Nueve años después, 54.11 por ciento de los argentinos convalidaron la gestión de Néstor y Cristina Fernández de Kirchner. ¿Por qué? Izquierdas sin pueblo y tecnócratas responden: a raíz de los precios al alza de las commodities (en particular, soya). Falso. Así como Venezuela, con o sin chavismo kirchnerismo, la soya y el petróleo ya estaban allí.
En ambos procesos, lo determinante tampoco fue la bonanza a secas de la economía, sino la voluntad política de redistribuir el ingreso en favor del Estado y los pulverizados por el modelo neoliberal. Por consiguiente, no se entiende bien qué reclaman hoy los porteños, cuando vuelven a proponer que la gente salga a las calles para protestar contra la presidenta.
¿De qué se quejan? El parque automotor aumentó 75 por ciento, surgieron 190 mil pymes, y la tropa clasemediera se triplicó de 20 a 60 por ciento. Por otro lado, 5 millones de jóvenes encontraron empleo, un millón accedió por primera vez a la universidad, 5 millones de jubilados recibieron 18 aumentos (70 por ciento de las familias, con dos jubilaciones), trabajadores y empleadores celebraron 2 mil acuerdos, y el pastel del ingreso se corta a favor de los sectores pobres y medios.
¿Guarismos oficiales?

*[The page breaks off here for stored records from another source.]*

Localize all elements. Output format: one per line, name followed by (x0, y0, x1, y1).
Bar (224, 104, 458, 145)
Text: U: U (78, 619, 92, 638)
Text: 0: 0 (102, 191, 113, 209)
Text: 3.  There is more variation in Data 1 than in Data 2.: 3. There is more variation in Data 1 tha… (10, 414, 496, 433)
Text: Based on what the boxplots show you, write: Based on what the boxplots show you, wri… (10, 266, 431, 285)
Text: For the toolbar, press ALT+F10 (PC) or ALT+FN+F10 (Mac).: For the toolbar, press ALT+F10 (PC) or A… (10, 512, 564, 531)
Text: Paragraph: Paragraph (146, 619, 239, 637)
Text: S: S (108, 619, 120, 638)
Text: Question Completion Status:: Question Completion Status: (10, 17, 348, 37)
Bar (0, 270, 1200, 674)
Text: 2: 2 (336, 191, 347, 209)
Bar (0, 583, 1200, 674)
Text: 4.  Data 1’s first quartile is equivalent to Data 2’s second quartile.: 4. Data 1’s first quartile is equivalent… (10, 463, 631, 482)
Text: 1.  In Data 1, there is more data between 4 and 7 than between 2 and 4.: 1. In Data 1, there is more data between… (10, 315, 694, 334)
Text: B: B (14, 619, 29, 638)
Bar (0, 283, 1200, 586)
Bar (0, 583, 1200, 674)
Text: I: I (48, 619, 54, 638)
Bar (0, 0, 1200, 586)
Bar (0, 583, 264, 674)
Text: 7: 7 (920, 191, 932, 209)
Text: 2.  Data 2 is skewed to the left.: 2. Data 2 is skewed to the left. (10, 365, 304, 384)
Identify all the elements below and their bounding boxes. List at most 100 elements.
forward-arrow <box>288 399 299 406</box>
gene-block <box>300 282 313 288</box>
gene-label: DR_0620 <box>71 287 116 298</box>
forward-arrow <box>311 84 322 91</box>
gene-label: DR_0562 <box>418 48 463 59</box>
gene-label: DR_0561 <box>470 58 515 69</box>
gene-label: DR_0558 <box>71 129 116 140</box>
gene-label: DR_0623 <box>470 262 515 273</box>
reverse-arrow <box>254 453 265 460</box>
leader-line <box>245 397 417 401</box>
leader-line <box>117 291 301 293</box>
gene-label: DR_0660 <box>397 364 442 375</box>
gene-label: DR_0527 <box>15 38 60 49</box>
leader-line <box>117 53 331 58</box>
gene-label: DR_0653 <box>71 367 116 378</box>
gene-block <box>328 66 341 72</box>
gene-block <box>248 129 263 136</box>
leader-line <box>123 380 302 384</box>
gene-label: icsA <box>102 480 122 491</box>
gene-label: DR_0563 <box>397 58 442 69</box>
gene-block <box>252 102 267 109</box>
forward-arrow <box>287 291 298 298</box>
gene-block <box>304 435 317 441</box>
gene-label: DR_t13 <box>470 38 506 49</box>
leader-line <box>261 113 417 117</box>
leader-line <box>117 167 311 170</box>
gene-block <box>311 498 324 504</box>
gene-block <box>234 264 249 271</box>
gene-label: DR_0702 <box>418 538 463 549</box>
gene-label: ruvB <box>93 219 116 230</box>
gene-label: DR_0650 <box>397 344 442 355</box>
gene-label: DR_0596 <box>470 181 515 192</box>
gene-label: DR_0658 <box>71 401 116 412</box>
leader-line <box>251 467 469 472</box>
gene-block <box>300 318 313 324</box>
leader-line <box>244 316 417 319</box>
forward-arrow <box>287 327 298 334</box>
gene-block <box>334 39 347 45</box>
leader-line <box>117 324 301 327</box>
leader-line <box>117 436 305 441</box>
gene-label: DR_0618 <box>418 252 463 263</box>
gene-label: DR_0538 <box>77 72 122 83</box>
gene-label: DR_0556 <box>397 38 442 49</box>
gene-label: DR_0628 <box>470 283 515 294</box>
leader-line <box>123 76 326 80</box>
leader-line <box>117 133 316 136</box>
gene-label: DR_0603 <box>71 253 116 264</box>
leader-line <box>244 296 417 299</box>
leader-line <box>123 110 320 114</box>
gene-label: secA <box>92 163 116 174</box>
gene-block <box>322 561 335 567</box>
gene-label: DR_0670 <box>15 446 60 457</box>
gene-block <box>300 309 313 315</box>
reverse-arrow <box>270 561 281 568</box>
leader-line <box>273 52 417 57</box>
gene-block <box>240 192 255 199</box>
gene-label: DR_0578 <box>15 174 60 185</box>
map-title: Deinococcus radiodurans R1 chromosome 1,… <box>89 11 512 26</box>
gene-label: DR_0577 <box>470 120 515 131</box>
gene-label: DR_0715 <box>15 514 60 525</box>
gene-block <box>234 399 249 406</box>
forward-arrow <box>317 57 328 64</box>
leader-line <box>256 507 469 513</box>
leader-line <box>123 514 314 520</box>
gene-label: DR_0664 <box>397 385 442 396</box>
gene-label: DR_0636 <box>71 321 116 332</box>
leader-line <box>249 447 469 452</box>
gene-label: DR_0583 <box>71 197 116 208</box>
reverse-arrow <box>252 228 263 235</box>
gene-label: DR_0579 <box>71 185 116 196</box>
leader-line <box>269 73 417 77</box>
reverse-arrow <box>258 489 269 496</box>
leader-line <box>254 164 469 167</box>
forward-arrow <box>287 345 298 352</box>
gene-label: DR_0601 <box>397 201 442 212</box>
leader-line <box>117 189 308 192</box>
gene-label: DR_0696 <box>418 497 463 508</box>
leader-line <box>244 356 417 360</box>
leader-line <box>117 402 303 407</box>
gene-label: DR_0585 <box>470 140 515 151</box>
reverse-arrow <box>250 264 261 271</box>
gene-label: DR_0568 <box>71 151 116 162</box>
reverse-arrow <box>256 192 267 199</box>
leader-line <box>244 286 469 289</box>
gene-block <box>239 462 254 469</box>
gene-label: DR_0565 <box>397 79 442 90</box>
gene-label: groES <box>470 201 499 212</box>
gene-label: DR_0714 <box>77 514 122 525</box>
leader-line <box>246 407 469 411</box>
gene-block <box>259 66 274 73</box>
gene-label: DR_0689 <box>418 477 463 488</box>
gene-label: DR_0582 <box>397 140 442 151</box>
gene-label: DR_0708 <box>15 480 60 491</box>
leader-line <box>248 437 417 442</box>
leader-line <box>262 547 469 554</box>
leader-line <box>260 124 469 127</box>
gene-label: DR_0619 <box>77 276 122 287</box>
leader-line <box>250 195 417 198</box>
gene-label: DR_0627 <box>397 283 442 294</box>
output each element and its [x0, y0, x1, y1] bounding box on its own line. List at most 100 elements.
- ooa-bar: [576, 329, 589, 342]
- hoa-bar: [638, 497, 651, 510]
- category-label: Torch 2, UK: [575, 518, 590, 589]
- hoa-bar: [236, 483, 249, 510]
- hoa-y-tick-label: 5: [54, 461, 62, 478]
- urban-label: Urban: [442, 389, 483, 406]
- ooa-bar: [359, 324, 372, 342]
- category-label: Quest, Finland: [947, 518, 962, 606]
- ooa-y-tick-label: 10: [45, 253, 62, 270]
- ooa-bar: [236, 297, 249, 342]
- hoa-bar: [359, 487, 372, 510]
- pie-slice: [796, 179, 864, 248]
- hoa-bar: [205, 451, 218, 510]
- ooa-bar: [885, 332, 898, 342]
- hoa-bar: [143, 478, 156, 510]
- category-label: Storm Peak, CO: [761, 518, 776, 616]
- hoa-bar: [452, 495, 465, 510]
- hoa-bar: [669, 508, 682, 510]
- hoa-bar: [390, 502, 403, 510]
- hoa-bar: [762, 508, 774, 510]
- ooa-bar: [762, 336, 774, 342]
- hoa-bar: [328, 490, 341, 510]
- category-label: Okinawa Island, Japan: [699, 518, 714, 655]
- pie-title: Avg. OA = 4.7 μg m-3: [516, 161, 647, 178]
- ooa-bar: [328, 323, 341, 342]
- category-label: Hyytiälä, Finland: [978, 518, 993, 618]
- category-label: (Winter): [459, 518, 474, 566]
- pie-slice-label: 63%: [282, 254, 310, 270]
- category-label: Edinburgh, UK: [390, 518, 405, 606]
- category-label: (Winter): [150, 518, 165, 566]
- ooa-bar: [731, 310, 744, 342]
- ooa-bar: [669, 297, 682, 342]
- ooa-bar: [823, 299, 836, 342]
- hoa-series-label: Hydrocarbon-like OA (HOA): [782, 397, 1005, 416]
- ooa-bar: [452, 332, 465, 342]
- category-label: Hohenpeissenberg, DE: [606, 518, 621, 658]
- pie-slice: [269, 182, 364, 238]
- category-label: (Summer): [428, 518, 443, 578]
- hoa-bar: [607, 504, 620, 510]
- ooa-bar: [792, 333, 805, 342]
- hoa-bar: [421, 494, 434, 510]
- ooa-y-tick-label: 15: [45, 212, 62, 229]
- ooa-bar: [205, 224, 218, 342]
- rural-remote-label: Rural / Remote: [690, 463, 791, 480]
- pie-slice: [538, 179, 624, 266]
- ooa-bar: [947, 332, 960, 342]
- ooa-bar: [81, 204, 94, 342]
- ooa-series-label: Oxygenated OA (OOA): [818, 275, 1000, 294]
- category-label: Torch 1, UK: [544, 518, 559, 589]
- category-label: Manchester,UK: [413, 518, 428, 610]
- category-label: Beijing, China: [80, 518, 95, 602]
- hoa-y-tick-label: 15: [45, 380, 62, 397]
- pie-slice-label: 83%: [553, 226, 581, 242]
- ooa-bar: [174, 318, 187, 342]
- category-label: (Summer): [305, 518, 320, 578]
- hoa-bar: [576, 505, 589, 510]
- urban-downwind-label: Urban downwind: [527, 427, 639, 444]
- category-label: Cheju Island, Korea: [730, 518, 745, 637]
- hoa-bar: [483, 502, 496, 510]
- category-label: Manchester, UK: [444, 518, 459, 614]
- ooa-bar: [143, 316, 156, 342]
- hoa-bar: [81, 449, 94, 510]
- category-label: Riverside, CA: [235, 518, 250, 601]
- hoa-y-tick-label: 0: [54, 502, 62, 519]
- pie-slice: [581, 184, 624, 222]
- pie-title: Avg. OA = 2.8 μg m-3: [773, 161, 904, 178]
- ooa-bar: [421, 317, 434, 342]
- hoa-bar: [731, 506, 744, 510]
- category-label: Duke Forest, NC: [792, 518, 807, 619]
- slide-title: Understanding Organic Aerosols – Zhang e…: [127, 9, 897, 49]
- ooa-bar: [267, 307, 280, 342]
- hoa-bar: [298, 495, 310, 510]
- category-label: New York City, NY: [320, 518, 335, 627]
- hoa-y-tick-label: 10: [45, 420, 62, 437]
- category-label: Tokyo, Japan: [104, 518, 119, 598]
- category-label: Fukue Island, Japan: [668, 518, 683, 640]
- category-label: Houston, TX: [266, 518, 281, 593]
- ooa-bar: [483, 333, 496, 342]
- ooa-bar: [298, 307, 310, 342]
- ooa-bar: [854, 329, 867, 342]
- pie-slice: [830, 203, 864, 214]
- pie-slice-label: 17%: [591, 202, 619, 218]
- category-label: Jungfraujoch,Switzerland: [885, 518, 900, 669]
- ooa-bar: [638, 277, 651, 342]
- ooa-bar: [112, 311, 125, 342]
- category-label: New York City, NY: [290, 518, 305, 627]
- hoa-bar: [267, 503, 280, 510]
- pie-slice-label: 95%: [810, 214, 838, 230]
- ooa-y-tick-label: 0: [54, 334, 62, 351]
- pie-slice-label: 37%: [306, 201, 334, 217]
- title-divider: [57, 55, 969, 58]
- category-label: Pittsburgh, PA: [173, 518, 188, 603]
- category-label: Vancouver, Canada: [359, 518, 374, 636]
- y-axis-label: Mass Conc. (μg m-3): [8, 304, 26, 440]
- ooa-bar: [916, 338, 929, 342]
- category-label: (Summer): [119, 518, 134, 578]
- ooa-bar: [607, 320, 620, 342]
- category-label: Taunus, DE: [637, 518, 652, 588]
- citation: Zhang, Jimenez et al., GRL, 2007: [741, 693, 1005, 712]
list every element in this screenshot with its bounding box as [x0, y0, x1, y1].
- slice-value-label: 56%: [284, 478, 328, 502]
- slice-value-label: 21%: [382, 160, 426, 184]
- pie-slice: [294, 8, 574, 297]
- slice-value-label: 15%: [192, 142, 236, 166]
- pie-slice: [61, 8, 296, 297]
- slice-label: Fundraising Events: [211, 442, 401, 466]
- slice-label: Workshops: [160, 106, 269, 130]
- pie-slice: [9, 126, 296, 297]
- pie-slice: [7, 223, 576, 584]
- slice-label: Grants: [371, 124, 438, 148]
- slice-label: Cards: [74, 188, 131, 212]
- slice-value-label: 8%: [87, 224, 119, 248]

El articulista solicita indulgencia. Porque si bien la centrifugación semántica de palabras y conceptos es real, se niega a reconocer que el término oficial sea igual a mentira, “uhmmm…”, quién sabe. ¿O lo políticamente correcto consiste en dar por buenos los datos oficiales de México, Colombia, Chile y Perú, y sospechar los de Argentina, Bolivia, Cuba, Ecuador, Venezuela?
Incluyendo a Borges, se dice que los porteños son progresistas. Sin embargo, el autor de Ficciones fue genio y figura, y el año pasado más de 64 por ciento de los porteños eligieron a su álter ego como jefe de la CABA: el racista, ridículo y reaccionario Mauricio Macri.
Con todo, si los cinco partidos de la izquierda verdadera hubieran apoyado al kirchnerismo en la CABA, los resultados tampoco se alteraban. Y esto marcha asociado a un trauma político bicentenario: la peculiar mentalidad porteña, que suele asociar sus ideas con las del país, confundiendo sus intereses con los de la nación.
Botón de muestra: a finales de 1983, cuando el gobierno de Raúl Alfonsín impuso el control de cambios, los porteños aceptaron la medida como un acto de soberanía económica. Y el mes pasado, luego que el gobierno de Cristina hizo lo mismo, estallaron: ¡cepo cambiario! ¿Incluyendo 1.5 millones de argentinos que, entre enero y julio pasado, se pasearon por el exterior?
Echando mano a un plomizo término gramsciano, hegemonía, puede afirmarse que las oligarquías de finales del siglo XIX impusieron a los porteños la capacidad para generalizar una visión del mundo.
Hegemonía que subyace en todos y cada uno de los editoriales y artículos del monopolio mediático Clarín, y el diario La Nación: ¿la democracia, che? El mejor sistema del mundo… ¡siempre y cuando no haya elecciones!